The Case of Messed-up Microsoft Security Essentials Install
I set out to respond to Mark Russinovich’s blog over his frustration in Installing Microsoft Security Essentials but my response got out of hand so I decided to blog it here as below:
Yes, a very recognizable situation Mark. I have faced this foe multiple times I can tell you there is nothing more frustrating to troubleshoot and more satisfying after you traced it and fixed it.
But first, my comment on Microsoft OEMs and Crapware: It is time Microsoft take the bull by the horn and stop this despicable activities on the part of the OEMs. They are destroying the Platform with the load of crapware they dump on new systems. One have to wonder if they do this out of malice. I don’t have any other explanation for their actions. They intentionally bog down a perfectly working system with load of things a user will never use. I don’t think its only as a result of financial remunerations. We need to wrest the platform from them and restore sanity.
Now back to MSSE: I have had to remove temporary AVs from family and friends systems so as to install MSSE, and I can confirm your frustration of broken uninstalls.
But where I face the most challenge is when they download trojans on their systems, and I am eventually called that the system is slow as snail, or downright BSoD on them. Which begs the question, how are they able to download virus and trojans on a system if MSSE is doing its job well? The answer is simple: Social Engineering.
I have made sure on every computer I manage for friends and family everyone run as Standard User! I always create a Single administrator Account called “Admin” in which I do installs and maintenance. But my problem is I always have to give them the Admin account password. I still can’t convince them that they should let me keep the account for them for their own good. Then you get the response, the PC is mine, why do I have to call you every time I have to install something.

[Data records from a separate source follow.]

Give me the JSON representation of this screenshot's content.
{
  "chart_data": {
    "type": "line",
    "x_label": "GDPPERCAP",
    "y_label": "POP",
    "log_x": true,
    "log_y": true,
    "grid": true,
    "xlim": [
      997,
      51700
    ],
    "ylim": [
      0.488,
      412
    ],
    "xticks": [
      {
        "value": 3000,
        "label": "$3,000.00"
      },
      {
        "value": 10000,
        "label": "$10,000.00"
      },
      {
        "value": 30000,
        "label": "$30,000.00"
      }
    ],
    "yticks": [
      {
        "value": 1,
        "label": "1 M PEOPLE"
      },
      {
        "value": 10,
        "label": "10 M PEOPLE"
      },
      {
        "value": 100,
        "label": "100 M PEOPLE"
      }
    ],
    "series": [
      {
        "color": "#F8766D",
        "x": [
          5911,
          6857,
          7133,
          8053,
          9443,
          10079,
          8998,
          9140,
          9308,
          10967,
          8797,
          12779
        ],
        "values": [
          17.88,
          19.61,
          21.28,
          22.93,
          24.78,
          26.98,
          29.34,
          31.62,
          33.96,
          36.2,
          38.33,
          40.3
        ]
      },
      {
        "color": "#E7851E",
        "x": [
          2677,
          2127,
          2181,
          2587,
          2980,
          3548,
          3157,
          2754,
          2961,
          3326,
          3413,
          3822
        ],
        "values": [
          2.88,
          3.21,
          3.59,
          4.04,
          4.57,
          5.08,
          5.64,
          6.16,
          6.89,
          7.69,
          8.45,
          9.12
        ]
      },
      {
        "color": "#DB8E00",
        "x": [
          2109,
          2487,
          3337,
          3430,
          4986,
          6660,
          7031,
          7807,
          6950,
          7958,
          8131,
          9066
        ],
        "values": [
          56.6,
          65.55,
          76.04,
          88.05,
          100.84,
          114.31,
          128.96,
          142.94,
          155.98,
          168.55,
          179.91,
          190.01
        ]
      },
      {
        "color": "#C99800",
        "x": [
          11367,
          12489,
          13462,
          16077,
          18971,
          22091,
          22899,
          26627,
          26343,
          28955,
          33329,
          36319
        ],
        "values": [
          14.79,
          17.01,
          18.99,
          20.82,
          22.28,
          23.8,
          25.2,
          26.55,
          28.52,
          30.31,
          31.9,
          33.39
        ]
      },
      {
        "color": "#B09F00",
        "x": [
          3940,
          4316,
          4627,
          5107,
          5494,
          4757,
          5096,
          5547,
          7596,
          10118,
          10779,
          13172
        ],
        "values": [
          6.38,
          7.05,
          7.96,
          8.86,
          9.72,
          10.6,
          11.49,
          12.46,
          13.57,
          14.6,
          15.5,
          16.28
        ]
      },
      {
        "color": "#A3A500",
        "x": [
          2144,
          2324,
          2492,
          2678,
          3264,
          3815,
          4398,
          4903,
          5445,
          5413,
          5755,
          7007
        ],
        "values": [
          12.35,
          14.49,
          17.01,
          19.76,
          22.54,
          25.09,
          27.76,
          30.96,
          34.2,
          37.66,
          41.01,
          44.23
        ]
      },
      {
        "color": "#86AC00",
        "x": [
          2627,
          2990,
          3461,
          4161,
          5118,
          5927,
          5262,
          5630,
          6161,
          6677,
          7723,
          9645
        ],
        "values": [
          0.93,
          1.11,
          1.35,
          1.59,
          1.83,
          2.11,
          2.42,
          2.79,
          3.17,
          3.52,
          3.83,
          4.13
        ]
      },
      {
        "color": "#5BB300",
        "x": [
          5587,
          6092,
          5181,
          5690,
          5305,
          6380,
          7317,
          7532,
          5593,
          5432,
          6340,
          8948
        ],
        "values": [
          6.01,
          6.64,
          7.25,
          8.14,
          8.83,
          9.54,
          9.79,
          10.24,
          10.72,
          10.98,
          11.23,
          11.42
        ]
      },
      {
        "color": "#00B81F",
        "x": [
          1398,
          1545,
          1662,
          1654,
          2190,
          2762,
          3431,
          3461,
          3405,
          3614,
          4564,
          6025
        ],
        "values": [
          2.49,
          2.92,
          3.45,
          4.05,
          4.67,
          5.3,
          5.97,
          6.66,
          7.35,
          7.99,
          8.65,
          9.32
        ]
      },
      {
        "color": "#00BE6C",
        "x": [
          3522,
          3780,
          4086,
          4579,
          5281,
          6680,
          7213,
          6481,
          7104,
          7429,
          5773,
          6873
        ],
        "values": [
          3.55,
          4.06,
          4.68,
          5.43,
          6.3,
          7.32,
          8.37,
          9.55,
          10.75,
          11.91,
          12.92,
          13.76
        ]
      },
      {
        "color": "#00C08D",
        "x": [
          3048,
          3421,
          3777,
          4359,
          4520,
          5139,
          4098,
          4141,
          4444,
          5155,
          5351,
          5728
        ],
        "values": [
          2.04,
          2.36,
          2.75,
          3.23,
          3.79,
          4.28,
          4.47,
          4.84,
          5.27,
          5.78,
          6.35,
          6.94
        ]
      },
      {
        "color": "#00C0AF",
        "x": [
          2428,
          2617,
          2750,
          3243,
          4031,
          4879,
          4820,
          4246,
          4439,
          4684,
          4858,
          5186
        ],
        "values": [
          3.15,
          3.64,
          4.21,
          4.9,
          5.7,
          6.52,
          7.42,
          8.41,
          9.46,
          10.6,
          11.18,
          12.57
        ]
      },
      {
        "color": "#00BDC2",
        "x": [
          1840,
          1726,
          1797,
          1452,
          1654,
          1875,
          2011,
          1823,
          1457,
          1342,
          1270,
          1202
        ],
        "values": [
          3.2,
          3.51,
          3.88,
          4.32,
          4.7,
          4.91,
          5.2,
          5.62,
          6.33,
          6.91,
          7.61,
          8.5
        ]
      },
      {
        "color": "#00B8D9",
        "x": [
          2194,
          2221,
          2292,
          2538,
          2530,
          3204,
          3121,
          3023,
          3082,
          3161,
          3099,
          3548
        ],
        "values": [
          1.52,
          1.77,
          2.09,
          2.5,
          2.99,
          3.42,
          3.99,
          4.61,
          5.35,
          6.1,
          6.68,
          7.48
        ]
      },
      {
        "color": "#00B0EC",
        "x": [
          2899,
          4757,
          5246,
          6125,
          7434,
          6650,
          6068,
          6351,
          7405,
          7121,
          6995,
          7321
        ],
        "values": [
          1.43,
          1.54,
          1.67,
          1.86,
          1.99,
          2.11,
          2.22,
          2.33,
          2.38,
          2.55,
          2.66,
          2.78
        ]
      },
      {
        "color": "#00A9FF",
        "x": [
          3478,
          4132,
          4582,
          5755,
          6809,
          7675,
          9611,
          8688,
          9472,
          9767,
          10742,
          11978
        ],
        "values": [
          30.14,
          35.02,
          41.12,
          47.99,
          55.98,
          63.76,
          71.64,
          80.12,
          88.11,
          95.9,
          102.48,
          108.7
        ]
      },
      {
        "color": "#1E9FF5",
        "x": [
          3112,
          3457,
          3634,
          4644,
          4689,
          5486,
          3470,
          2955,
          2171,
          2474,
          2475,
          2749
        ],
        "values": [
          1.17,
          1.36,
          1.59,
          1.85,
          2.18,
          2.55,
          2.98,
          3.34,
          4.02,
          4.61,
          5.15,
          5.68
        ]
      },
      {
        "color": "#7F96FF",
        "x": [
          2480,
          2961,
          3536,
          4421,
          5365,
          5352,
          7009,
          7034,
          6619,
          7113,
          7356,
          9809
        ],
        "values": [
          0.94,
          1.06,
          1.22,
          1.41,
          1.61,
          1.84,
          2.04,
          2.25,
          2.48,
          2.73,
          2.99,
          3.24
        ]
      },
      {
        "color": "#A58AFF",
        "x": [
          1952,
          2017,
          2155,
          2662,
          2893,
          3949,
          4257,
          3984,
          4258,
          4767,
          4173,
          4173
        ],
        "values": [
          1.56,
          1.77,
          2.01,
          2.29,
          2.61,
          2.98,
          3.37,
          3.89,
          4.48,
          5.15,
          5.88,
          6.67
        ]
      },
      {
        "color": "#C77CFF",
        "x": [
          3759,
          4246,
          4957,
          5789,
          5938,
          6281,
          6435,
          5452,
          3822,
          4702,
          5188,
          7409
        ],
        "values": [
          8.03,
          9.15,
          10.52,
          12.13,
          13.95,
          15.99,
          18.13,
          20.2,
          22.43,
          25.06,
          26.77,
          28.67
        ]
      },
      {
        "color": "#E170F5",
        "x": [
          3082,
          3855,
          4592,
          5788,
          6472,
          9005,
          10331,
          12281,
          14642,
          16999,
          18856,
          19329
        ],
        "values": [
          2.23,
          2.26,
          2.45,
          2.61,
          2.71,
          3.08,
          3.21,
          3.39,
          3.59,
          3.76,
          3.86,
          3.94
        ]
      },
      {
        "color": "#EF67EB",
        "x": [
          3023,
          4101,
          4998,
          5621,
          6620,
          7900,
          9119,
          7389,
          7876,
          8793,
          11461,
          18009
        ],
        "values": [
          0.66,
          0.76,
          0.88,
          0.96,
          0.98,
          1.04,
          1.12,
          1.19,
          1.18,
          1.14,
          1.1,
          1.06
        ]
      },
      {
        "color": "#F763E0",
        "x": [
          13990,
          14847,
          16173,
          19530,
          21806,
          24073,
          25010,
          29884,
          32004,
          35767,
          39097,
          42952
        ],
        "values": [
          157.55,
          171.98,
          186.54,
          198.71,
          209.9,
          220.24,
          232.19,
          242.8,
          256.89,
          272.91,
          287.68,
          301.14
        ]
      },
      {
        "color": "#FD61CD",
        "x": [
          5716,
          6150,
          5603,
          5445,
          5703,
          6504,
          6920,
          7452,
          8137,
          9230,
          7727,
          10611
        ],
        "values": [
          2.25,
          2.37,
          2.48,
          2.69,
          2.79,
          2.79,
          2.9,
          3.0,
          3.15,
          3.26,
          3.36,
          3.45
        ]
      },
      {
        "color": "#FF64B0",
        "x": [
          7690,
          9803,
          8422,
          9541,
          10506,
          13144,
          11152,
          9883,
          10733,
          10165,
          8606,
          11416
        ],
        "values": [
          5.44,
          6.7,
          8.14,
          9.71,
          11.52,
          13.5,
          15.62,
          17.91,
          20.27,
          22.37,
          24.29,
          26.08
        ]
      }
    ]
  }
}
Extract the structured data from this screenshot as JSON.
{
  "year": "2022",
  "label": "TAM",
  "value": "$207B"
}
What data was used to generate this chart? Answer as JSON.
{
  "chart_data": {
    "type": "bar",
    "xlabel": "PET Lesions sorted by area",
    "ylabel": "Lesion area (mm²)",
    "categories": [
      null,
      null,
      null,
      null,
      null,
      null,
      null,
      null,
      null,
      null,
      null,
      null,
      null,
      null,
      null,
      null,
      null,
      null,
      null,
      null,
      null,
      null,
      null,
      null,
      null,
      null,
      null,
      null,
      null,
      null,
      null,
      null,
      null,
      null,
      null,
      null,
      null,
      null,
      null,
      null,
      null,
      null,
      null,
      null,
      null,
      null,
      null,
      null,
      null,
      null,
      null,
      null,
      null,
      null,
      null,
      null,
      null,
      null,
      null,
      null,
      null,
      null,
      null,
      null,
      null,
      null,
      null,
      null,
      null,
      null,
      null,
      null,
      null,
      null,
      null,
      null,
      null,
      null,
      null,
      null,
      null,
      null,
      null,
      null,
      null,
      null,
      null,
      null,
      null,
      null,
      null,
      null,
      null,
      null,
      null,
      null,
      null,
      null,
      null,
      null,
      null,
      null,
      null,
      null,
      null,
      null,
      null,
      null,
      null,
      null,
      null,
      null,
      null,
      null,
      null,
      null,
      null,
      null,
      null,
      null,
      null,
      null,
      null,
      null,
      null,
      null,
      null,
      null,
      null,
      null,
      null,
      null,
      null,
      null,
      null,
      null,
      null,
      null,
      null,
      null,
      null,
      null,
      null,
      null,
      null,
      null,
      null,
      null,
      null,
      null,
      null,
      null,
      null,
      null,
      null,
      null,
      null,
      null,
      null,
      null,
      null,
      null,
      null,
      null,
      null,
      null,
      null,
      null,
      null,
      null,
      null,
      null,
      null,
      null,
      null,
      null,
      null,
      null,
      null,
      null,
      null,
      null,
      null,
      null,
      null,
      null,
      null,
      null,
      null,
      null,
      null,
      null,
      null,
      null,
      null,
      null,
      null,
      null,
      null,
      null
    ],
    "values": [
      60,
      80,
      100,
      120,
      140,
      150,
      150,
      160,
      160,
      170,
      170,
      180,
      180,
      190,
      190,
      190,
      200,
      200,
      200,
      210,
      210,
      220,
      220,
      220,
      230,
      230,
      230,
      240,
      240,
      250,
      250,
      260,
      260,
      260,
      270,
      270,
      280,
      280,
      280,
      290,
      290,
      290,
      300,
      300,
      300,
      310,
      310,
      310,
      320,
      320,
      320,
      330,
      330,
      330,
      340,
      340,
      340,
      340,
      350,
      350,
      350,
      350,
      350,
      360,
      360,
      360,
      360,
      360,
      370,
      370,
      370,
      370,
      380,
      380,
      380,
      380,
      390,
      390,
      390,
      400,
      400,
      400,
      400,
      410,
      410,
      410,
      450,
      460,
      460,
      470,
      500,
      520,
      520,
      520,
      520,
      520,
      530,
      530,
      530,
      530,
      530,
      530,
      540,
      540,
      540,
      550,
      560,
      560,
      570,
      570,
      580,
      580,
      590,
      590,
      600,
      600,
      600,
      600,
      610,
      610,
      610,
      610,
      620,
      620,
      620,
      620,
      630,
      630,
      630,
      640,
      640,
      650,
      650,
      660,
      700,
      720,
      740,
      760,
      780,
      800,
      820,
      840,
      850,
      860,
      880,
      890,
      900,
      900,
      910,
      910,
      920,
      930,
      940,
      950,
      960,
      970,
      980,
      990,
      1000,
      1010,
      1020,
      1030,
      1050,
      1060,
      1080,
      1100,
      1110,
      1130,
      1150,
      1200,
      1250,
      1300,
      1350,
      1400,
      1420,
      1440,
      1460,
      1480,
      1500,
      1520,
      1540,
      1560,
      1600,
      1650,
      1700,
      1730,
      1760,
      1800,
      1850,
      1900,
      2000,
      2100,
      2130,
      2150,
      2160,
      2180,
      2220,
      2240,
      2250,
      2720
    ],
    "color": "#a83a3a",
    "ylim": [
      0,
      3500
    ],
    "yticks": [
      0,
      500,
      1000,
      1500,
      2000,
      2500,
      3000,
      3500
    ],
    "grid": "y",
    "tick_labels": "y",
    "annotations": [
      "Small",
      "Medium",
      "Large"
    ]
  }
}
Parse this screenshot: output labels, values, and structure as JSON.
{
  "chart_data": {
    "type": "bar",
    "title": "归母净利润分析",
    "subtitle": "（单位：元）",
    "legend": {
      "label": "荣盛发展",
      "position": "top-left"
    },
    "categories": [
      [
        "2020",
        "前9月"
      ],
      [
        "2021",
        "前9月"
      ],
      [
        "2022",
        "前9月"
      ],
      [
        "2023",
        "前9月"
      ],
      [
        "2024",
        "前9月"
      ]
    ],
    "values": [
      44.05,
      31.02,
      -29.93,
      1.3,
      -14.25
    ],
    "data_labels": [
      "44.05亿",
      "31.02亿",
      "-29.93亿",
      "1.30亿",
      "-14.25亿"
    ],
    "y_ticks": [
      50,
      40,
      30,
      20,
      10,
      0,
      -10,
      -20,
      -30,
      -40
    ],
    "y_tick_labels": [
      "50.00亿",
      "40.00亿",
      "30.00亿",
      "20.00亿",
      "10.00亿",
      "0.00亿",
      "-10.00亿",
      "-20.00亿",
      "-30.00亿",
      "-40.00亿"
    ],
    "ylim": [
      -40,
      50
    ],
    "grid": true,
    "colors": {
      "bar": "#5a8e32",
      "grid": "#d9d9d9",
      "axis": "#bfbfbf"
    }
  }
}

So that is my dilemma, secured the OS, but have to give the key to the owner, and most of them are so susceptible to social engineering. The virus downloader always get them to enter the Admin account password. So they install Trojan as Admin, which promptly disables and messes up the AV install.
So, I have adopted a modus operandi, after cleaning out the virus/rootkit/trojan etc, the first thing I do is de-install MSSE with the option to remove all references to MSSE registry keys. Mark, all your efforts in this blog could have been saved if you ran the MSSE install with the /U key. Yup, just:
The /U option puts MSSE in uninstall mode, which removes the keys of the previous installs. After that you can run the Install file normally without the option. I have had success this way time and time again.
But just before the holidays, I got a call from my brother, and you guessed right, infected again. The kids have installed some stupid game via a P2P site. After I chided him for giving the kids the admin password, I got to work. Removed the virus by running MS Standalone System Sweeper, which removed the virus and rootkits with the offline scanning mode.
Then I proceeded to remove the old MSSE Reg keys and perform its cleanup. But no matter what I did, I couldn’t uninstall the old install, neither could I install MSSE anew. I noticed whatever I tried to install fails. I was suspecting the MSIExec was damaged, searched the net till I dropped, I couldn’t find any solution.
I dove into MSSE install log, got some cryptic information of failure, something about AppData. So I went online and perused MS KB sites. I found the gem! The AppData entries was intentionally corrupted by the virus/Trojan!
Normally your AppData key:
HKEY_CURRENT_USER\Software\Microsoft\Windows\CurrentVersion\Explorer\User Shell Folders\AppData is set to the value: %USERPROFILE%\AppData\Roaming.
But in my brother’s case the virus set the value to “%AppData%”. So in a CMD prompt, if you try to verify you Shell Folders by typing: ECHO %APPData% you will get “%AppData%” back instead of the normal: C\Users\MyName\AppData\Roaming as shown in that cmd prompt screenshot above.
Clever little bastards! Just by changing that string, they made sure you can’t install anything, you can’t install Updates, you can’t install AVs that will remove the virus. It was a learning exercise for me, but it cost me 3 precious days of my life. I hope with this you guys don’t have to pull out you hairs trying to fix MSSE or MSIExec or any Install issues!